There is much hype in relation to reverse mortgages, also known as CHIP (Canadian Home Income Plan) mortgages, these days given the aging population and the low interest rate. This type of mortgage may be an excellent choice for some people. A reverse mortgage, however, is not for everyone. There are pros and cons and your options should be carefully considered as any real estate transaction should be.
Eligibility
To be eligible, the homeowners must be over 55 years of age and must live at the residence.
Loan
A reverse mortgage is a loan from a financial institution, so it is not a gift or a grant. There is nothing free about a reverse mortgage.
Due Date
The whole of the principal sum and interest is due and payable when:
- The house is sold;
- You move out; or
- You die (you or the last to die if the house is owned by 2 people).
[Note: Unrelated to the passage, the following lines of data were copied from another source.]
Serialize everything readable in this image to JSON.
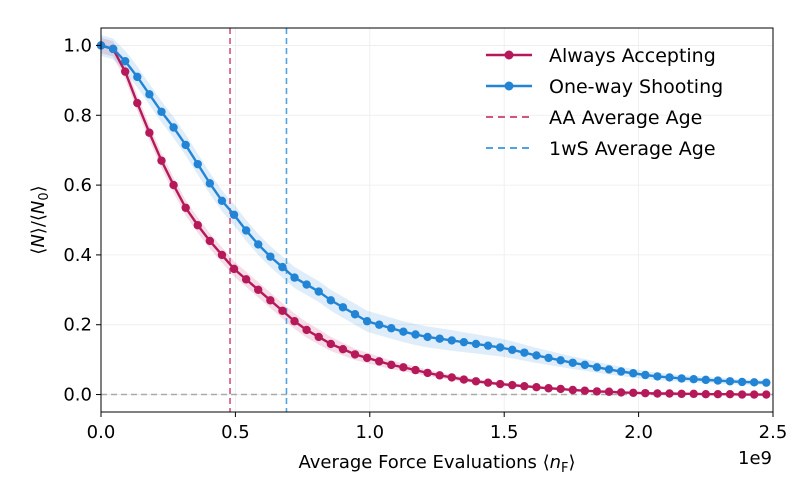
{
  "chart_data": {
    "type": "line",
    "title": "",
    "xlabel": "Average Force Evaluations ⟨n_F⟩",
    "ylabel": "⟨N⟩/⟨N_0⟩",
    "x_exponent_label": "1e9",
    "xlim": [
      0,
      2.5
    ],
    "ylim": [
      -0.05,
      1.05
    ],
    "x_ticks": [
      0.0,
      0.5,
      1.0,
      1.5,
      2.0,
      2.5
    ],
    "x_tick_labels": [
      "0.0",
      "0.5",
      "1.0",
      "1.5",
      "2.0",
      "2.5"
    ],
    "y_ticks": [
      0.0,
      0.2,
      0.4,
      0.6,
      0.8,
      1.0
    ],
    "y_tick_labels": [
      "0.0",
      "0.2",
      "0.4",
      "0.6",
      "0.8",
      "1.0"
    ],
    "grid": true,
    "legend_position": "top-right",
    "series": [
      {
        "name": "Always Accepting",
        "color": "#b5195a",
        "x": [
          0.0,
          0.045,
          0.09,
          0.135,
          0.18,
          0.225,
          0.27,
          0.315,
          0.36,
          0.405,
          0.45,
          0.495,
          0.54,
          0.585,
          0.63,
          0.675,
          0.72,
          0.765,
          0.81,
          0.855,
          0.9,
          0.945,
          0.99,
          1.035,
          1.08,
          1.125,
          1.17,
          1.215,
          1.26,
          1.305,
          1.35,
          1.395,
          1.44,
          1.485,
          1.53,
          1.575,
          1.62,
          1.665,
          1.71,
          1.755,
          1.8,
          1.845,
          1.89,
          1.935,
          1.98,
          2.025,
          2.07,
          2.115,
          2.16,
          2.205,
          2.25,
          2.295,
          2.34,
          2.385,
          2.43,
          2.475
        ],
        "values": [
          1.0,
          0.99,
          0.925,
          0.835,
          0.75,
          0.67,
          0.6,
          0.535,
          0.485,
          0.44,
          0.4,
          0.36,
          0.33,
          0.3,
          0.27,
          0.24,
          0.21,
          0.185,
          0.165,
          0.145,
          0.13,
          0.115,
          0.105,
          0.095,
          0.085,
          0.078,
          0.07,
          0.062,
          0.055,
          0.049,
          0.043,
          0.038,
          0.034,
          0.03,
          0.027,
          0.024,
          0.021,
          0.018,
          0.016,
          0.013,
          0.011,
          0.009,
          0.008,
          0.006,
          0.005,
          0.004,
          0.003,
          0.003,
          0.002,
          0.002,
          0.001,
          0.001,
          0.001,
          0.0,
          0.0,
          0.0
        ],
        "band": 0.022
      },
      {
        "name": "One-way Shooting",
        "color": "#2284d4",
        "x": [
          0.0,
          0.045,
          0.09,
          0.135,
          0.18,
          0.225,
          0.27,
          0.315,
          0.36,
          0.405,
          0.45,
          0.495,
          0.54,
          0.585,
          0.63,
          0.675,
          0.72,
          0.765,
          0.81,
          0.855,
          0.9,
          0.945,
          0.99,
          1.035,
          1.08,
          1.125,
          1.17,
          1.215,
          1.26,
          1.305,
          1.35,
          1.395,
          1.44,
          1.485,
          1.53,
          1.575,
          1.62,
          1.665,
          1.71,
          1.755,
          1.8,
          1.845,
          1.89,
          1.935,
          1.98,
          2.025,
          2.07,
          2.115,
          2.16,
          2.205,
          2.25,
          2.295,
          2.34,
          2.385,
          2.43,
          2.475
        ],
        "values": [
          1.0,
          0.99,
          0.955,
          0.91,
          0.86,
          0.81,
          0.765,
          0.715,
          0.66,
          0.605,
          0.555,
          0.515,
          0.47,
          0.43,
          0.395,
          0.365,
          0.335,
          0.315,
          0.295,
          0.27,
          0.25,
          0.23,
          0.21,
          0.2,
          0.19,
          0.18,
          0.172,
          0.165,
          0.16,
          0.155,
          0.15,
          0.145,
          0.14,
          0.135,
          0.128,
          0.12,
          0.112,
          0.105,
          0.098,
          0.091,
          0.085,
          0.078,
          0.072,
          0.066,
          0.061,
          0.056,
          0.052,
          0.049,
          0.046,
          0.044,
          0.042,
          0.04,
          0.038,
          0.036,
          0.035,
          0.034
        ],
        "band": 0.03
      }
    ],
    "vlines": [
      {
        "name": "AA Average Age",
        "x": 0.48,
        "color": "#d1557d",
        "style": "dashed"
      },
      {
        "name": "1wS Average Age",
        "x": 0.69,
        "color": "#4ea3e0",
        "style": "dashed"
      }
    ],
    "hlines": [
      {
        "y": 0.0,
        "color": "#aaaaaa",
        "style": "dashed"
      }
    ]
  }
}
You also have the option to pay out the mortgage at your convenience by paying out the principal, interest, discharge fees, and applicable penalties.
Cost
It is of note that the interest on a reverse mortgage is typically higher than the interest on a conventional mortgage. An appraisal report will be also be required and be a cost that you as the borrower will bare. In addition, you will pay the lender’s legal fees together with your lawyer’s fees for providing you with independent legal advice for the transaction.
These up-front costs are all deducted from the mortgage proceeds.
Pros & Cons
Pros
- No regular mortgage payments;
- The mortgage proceeds are tax-free;
- You retain ownership of your home; and
- You can use the money as you see fit.
Cons
- Higher interest rate than a conventional mortgage;
- Your beneficiaries on death will receive a smaller inheritance due to repayment of mortgage; and
- Costs to set up the mortgage
Conclusion
Reverse mortgages make a lot of sense for seniors who have a lot of equity in their homes but have insufficient funds to enjoy their senior years. This type of loan puts money in their hands without an obligation to make regular payments. However, the piper will eventually get paid when the house sells or the owner(s) dies.